Poster Session and Coffee
Tuesday, December 4, 2018 - 2:30pm - 4:00pm
- Manufacturers' Assortment Planning and Pricing in A Competitive Two-Tier Supply Chain
Juan Xu (University of Illinois at Urbana-Champaign)
We consider assortment competition in a two-tier supply chain with multiple manufacturers and a single wholesaler. Each manufacturer chooses an assortment to supply to the wholesaler, and the latter sets market prices on these items and sells them to consumers. We consider both the case where the wholesale prices are fixed exogenously and the case where they are chosen by manufacturers to maximize their own profits. The division of manufacturers' market shares depends on the consumer choice formulated by the standard Multinomial Logit (MNL) model. By exploring the connection between manufacturers' profit functions with the classical assortment optimization problem with the MNL model, we are able to characterize the structure of a manufacturer's optimal response to other manufacturers' assortment and/or pricing decisions. Based on this characterization, we establish the existence of an equilibrium of the competition. Furthermore, we apply our results to a special case with two manufacturers, each of which has two products that differ by their margins and attraction factors to manufacturers' direct buyers. We show that in this competition, under a certain condition, each manufacturer is more likely to provide an assortment with a larger variety in a two-tier supply chain.

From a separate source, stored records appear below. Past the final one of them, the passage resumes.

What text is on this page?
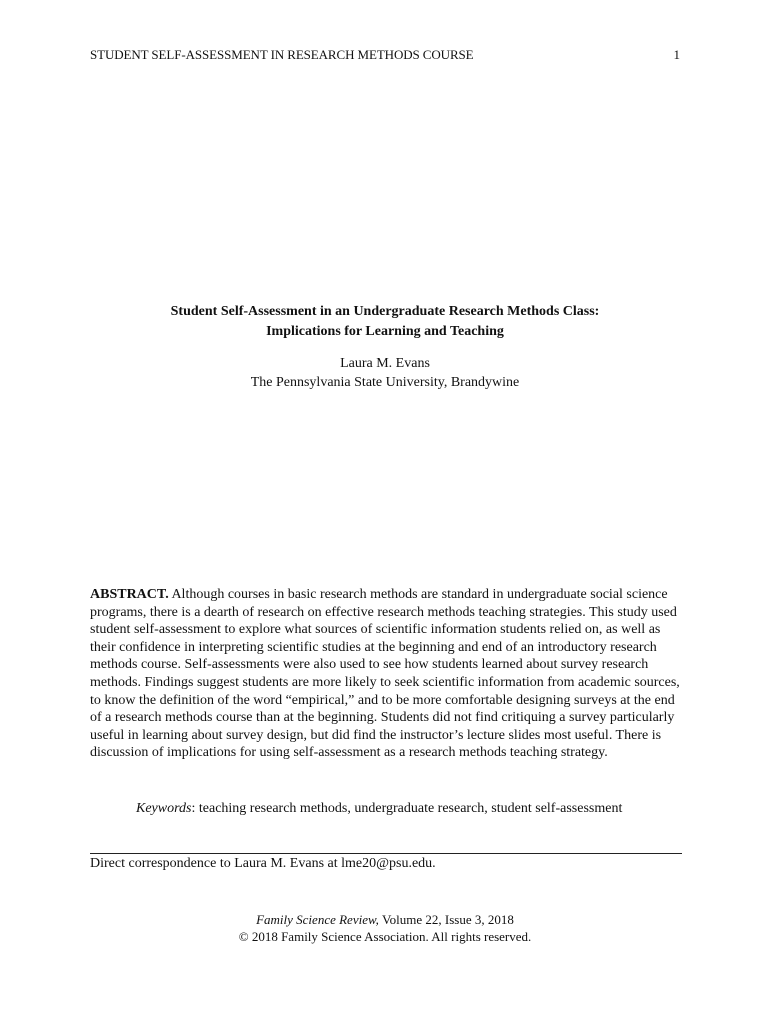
STUDENT SELF-ASSESSMENT IN RESEARCH METHODS COURSE	1
Student Self-Assessment in an Undergraduate Research Methods Class:
Implications for Learning and Teaching
Laura M. Evans
The Pennsylvania State University, Brandywine

ABSTRACT. Although courses in basic research methods are standard in undergraduate social science programs, there is a dearth of research on effective research methods teaching strategies. This study used student self-assessment to explore what sources of scientific information students relied on, as well as their confidence in interpreting scientific studies at the beginning and end of an introductory research methods course. Self-assessments were also used to see how students learned about survey research methods. Findings suggest students are more likely to seek scientific information from academic sources, to know the definition of the word “empirical,” and to be more comfortable designing surveys at the end of a research methods course than at the beginning. Students did not find critiquing a survey particularly useful in learning about survey design, but did find the instructor’s lecture slides most useful. There is discussion of implications for using self-assessment as a research methods teaching strategy.

Keywords: teaching research methods, undergraduate research, student self-assessment
Direct correspondence to Laura M. Evans at lme20@psu.edu.
Family Science Review, Volume 22, Issue 3, 2018
© 2018 Family Science Association. All rights reserved.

- Box Suite Recommendation
Stuart Rogers (University of Minnesota, Twin Cities)
E-commerce retailers such as Amazon, Walmart, and Target ship millions of orders to customers every day. Unfortunately, for some retailers, the boxes used to ship these orders are on average 50% or more empty! Choosing an optimal suite of boxes for shipping all these orders will minimize the volume of empty space shipped, thereby saving millions of dollars per year in shipping and material costs and reducing the carbon footprint of online retail. This poster presents an algorithm for recommending an optimal box suite based on a large set of historical customer orders.
- Robust Multi-product Newsvendor Model with Substitution under Cardinality-constrained Uncertainty Set
Jie Zhang (Virginia Polytechnic Institute and State University)
This paper studies Robust Multi-product Newsvendor Model with Substitution (R-MNMS), where the demand is stochastic and is subject to cardinality-constrained uncertainty set. The goal of this work is to determine the optimal order quantities of multiple products to maximize the worst-case total profit. To achieve this, we first show that for given order quantities, computing the worst-case total profit in general is NP-hard. Therefore, we derive the closed-form optimal solutions for the following three special cases: (1) if there are only two products, (2) if there is no substitution among different products, and (3) if the budget of uncertainty is equal to the number of products. For a general R-MNMS, we formulate it as a mixed integer linear program with an exponential number of constraints, and develop a branch and cut algorithm to solve it. For large-scale problem instances, we further propose a conservative approximation of R-MNMS and prove that under some certain conditions, this conservative approximation yields an exact optimal solution to R-MNMS. The numerical study demonstrates the effectiveness of the proposed approaches and the robustness of our model.